Once done I made sure everything sill fits (you need to have a steady hand if you don’t use a bench drill).
I used printable vinyl for this. Mistakenly I ordered white instead of transparent one … doh! But the final result still looks good. Here are some photos from the process:
Here’s the svg ready for print:
For the assembly, I did have to drill a few holes into one of the protoboards. To be able to fit pots with their little support legs and also for slider switch. Also, pins didn’t exactly align with the holes for the slider switch, but after some gentle persuasion (read: pin bending) I was able to slot the switch in.
The final assembly was also a bit tricky due to having two boards. Surprisingly, the complexity was how to solder them together with header pins. It was a bit tricky and I didn’t get the boards exactly parallel but in the end I managed it.
One tricky bit was getting a bit more separation between boards. I just put a couple of resistors in between – made a sort of a sandwich. Anyway, final result looked pretty good:
One thing that is important to me is to perform regular tests during assembly – for my piece of mind. It is easy to make a small mistake and the fact that boards are soldered one to the other makes any troubleshooting very difficult. So it pays off to be overly cautious and test few times during assembly.

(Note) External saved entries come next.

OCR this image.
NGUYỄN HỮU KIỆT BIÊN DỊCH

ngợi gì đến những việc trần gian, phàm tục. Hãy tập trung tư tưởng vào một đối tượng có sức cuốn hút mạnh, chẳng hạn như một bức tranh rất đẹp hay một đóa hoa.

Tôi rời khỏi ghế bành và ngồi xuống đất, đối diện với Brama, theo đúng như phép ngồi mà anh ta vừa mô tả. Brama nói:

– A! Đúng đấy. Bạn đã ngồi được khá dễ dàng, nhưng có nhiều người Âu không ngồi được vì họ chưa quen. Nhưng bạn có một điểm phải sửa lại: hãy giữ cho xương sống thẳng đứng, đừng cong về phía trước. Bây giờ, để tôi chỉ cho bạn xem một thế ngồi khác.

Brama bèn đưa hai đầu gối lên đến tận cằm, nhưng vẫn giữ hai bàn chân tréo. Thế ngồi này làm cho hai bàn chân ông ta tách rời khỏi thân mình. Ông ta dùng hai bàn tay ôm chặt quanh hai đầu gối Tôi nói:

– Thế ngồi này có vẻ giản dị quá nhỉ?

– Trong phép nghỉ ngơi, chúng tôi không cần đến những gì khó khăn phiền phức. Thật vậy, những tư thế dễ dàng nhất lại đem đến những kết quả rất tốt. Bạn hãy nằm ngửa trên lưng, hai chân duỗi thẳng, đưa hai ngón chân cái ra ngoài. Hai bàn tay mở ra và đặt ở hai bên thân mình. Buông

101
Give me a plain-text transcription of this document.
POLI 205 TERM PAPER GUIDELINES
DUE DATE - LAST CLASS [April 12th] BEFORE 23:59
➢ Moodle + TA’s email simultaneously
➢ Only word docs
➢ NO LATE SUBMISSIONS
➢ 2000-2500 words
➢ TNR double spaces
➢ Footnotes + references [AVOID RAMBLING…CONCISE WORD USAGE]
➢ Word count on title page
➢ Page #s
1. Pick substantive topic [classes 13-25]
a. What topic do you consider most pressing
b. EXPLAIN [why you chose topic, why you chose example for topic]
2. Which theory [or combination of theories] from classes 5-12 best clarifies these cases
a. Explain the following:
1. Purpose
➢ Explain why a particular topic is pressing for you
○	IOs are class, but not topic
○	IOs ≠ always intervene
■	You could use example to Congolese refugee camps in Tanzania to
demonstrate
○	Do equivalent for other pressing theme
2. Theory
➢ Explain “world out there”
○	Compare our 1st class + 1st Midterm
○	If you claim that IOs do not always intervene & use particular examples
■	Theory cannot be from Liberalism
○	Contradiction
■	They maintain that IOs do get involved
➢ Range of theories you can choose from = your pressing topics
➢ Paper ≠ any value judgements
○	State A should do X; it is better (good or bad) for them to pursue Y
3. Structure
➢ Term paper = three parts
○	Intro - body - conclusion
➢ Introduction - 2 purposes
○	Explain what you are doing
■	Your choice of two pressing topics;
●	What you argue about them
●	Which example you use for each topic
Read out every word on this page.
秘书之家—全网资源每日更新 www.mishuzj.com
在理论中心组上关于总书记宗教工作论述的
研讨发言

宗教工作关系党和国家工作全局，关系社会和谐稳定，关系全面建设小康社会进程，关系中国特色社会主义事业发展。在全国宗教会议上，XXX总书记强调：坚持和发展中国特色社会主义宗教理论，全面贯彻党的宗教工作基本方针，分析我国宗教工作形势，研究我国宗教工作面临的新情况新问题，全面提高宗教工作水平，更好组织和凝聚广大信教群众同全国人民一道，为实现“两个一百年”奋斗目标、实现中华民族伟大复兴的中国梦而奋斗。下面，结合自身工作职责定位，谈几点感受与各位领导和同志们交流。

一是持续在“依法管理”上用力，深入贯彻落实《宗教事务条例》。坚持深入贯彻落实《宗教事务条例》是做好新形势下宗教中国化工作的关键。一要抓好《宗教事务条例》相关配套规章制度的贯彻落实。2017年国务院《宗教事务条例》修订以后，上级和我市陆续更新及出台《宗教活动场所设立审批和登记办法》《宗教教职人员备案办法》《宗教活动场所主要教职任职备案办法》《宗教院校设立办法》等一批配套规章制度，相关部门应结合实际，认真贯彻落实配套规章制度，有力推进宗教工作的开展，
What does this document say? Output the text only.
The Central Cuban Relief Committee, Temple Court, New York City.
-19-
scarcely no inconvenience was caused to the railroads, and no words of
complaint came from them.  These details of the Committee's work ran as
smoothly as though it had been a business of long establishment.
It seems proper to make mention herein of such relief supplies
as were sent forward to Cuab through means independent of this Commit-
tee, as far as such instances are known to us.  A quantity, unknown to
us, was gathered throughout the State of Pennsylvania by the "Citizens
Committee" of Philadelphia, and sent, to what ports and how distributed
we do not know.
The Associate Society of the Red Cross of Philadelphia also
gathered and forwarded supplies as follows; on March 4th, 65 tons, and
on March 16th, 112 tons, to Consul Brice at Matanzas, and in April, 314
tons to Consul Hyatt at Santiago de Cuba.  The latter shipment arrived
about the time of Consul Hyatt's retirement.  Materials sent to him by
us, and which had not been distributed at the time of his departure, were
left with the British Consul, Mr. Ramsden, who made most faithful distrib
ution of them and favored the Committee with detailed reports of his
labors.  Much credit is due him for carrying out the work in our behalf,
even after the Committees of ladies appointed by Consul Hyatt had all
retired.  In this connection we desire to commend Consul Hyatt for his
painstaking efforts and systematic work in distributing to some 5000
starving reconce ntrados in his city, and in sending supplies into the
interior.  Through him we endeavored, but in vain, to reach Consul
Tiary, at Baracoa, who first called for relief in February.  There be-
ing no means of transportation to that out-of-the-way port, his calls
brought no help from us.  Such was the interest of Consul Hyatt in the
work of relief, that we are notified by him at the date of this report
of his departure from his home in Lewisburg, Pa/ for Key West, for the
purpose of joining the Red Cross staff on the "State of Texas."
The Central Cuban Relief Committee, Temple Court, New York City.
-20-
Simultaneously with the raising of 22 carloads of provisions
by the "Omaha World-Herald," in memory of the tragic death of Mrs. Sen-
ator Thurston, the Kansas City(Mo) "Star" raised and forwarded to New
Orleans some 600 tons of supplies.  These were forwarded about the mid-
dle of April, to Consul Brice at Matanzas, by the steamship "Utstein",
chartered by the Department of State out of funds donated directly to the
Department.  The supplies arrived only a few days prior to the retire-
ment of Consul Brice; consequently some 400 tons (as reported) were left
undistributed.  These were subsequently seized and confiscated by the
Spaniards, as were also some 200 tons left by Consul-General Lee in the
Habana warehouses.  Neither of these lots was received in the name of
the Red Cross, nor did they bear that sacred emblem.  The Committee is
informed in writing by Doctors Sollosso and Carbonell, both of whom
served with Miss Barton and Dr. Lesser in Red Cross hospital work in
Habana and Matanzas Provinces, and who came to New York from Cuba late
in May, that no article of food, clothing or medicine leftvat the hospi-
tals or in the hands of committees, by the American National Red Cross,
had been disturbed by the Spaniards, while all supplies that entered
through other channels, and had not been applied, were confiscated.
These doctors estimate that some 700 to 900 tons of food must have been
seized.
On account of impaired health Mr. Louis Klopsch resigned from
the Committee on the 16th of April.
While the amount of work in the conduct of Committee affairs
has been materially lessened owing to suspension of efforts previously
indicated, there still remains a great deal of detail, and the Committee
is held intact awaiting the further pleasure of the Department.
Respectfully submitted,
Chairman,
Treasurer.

I did it after finishing the first board, then after I finished both boards (before I soldered them together) and then when everything was soldered, before putting everything into the enclosure. It takes 5 minutes but saves hours of frustration 😊.
Here’s how the finished pedal looks like:
Finally, here’s how it sounds:
Sounds great I think, it really got me wanting to play more – great stuff!!!